City Manager: Test 3-lanes with bike lanes on South Willamette »Play Video

EUGENE, Ore. - The City Council could decide Tuesday to move forward with a trial run of a new traffic lane configuration on South Willamette Street.

The Council is set to discuss and take action on the South Willamette Street Improvement Plan at 6:15 p.m. during a work session at Harris Hall.

City Manager Jon Ruiz told Councilors he favors repainting the lanes on the street and studying the change.

"The analyses from the consultants and staff suggest that street design Alternative #3 (3-lane configuration with bike lanes) may be the best alternative," city staff wrote. "However, before making a final decision, the City Manager recommends that the City undertake a test.

"At the conclusion of that test, City staff would return to the City Council with additional information and data, along with a recommendation as to whether the City Manager believes that 3-lane configuration still appears to the best alternative."

Critics of the lane change contend the current configuration is safer and faster.

The consultants who drafted the South Willamette Street Improvement Plan predict a 30 second change in travel time on South Willamette if the lane configuration is changed to 3-lanes with bike lanes.

The manager of an urban bicycling store on Willamette said the end result will be a better experience for people traveling on Willamette.

"All the data shows that the outcomes for business access and just driving comfort and safety is really improved," said Kelsey Moore, manager at Arriving By Bike on Willamette Street.

There are many "4 Lanes 4 Willamette" signs up and down the street.
 
“We would like to leave it the way it is right now," said David Nelkin, owner of Eugene Coin and Jewelry and an advocate for maintaining the current lane configuration. "We believe it is the safest avenue. We believe that putting bicycles next to heavy traffic is not safe for cars and or bikes both making right hand and left hand turns.”

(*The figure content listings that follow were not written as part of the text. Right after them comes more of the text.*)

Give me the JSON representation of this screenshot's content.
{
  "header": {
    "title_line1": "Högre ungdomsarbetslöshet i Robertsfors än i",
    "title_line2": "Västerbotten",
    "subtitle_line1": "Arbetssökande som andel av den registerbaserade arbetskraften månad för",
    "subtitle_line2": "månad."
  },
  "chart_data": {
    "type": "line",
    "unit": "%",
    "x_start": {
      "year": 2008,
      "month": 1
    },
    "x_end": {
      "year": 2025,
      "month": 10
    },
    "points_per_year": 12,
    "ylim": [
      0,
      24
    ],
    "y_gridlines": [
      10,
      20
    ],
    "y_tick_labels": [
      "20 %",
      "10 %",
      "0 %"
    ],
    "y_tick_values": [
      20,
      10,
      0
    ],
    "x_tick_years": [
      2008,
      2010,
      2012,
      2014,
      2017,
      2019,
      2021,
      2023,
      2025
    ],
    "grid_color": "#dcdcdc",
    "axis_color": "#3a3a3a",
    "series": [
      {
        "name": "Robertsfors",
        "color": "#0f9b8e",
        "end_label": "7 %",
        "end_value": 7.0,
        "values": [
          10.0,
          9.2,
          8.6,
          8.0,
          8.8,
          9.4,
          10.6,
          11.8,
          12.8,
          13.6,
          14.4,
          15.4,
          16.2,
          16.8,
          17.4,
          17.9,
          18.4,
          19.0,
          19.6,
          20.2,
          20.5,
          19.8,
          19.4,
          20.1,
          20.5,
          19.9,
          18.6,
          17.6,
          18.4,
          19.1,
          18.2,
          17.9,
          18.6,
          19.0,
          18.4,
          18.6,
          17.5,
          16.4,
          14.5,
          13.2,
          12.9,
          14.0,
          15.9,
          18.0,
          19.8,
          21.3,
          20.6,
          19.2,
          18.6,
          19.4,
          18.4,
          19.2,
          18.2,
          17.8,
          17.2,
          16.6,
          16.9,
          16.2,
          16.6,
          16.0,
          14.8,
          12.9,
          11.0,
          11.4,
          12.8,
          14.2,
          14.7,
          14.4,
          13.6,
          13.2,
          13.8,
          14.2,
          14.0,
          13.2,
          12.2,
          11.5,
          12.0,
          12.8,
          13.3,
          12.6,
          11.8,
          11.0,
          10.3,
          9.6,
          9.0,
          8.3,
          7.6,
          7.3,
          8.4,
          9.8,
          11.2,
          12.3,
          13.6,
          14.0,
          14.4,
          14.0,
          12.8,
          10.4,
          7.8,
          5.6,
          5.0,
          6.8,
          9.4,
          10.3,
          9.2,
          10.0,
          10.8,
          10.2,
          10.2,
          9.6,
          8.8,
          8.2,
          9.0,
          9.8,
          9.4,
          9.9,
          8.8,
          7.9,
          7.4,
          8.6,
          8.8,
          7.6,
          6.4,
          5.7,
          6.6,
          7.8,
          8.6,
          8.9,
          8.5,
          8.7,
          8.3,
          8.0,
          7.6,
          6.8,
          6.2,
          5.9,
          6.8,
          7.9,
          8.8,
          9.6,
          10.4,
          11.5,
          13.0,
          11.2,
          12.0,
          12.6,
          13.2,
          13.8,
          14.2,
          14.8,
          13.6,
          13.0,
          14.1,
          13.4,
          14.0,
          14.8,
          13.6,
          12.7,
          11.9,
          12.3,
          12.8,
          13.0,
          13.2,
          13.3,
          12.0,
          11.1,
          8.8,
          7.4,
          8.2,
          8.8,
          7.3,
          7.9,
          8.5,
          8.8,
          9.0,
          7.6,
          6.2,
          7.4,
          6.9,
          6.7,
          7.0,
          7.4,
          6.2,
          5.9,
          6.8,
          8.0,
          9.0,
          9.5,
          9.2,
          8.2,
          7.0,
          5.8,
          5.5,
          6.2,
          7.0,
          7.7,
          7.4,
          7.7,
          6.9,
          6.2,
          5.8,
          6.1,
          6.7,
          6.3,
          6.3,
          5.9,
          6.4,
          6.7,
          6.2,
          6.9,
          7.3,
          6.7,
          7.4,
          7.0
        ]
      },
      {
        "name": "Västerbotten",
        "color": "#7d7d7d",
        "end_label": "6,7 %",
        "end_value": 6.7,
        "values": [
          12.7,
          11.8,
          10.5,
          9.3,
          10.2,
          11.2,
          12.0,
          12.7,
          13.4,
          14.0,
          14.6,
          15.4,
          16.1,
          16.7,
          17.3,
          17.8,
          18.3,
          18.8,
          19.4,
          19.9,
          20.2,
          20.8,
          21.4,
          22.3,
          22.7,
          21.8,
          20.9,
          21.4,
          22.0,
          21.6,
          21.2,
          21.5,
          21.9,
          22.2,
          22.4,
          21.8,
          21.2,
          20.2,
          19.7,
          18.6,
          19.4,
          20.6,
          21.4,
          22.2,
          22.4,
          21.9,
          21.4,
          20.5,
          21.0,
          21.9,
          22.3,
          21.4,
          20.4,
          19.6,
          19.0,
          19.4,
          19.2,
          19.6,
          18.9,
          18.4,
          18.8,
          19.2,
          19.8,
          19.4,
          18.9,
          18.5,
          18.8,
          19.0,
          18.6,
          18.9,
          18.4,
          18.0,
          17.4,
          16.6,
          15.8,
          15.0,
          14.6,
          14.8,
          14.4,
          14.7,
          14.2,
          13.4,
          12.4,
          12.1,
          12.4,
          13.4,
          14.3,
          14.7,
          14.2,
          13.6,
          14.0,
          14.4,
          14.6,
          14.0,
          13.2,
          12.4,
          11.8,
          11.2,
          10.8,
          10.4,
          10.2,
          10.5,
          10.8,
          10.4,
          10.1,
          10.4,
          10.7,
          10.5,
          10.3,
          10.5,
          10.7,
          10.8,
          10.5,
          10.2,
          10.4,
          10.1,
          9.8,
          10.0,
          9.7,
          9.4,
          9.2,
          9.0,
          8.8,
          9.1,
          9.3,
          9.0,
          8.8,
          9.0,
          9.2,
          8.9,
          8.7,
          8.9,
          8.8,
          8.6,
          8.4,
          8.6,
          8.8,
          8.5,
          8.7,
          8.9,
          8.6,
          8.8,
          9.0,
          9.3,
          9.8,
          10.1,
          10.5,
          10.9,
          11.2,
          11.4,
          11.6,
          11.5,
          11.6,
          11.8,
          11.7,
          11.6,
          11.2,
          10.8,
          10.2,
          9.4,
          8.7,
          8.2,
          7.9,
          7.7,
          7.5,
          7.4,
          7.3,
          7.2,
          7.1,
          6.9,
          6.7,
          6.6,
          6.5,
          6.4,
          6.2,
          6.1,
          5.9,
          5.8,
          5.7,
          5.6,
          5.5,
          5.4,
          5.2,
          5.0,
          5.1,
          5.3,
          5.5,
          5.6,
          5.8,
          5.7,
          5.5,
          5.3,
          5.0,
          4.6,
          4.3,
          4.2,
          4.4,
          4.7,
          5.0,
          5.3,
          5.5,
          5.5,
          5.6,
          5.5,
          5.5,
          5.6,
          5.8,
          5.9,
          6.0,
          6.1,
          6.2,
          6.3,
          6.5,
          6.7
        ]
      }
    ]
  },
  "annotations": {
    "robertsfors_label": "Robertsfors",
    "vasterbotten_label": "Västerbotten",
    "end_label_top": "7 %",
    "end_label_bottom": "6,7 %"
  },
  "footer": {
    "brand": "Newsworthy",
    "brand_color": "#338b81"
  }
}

Moore agrees that bicycles and cars don't mix. As presently configured, bicycles can legally use the traffic lanes.

“If you bike in the street you’re not going at the same pace as people driving," she said. “It’s really unfortunate right now, our customers have to stop, holding up one lane of  car traffic, in order to turn its an uncomfortable experience there’s definitely you see a lot of people stopping and then trying to get around the car that’s stopped in front of them.”

Nelkin said there's a solution for that: don't ride a bike on Willamette; use a parallel street.
 
“Bike shareways - both on Oakland and Portland streets, with connections to Amazon bike path, which is already a dedicated bike path," he said.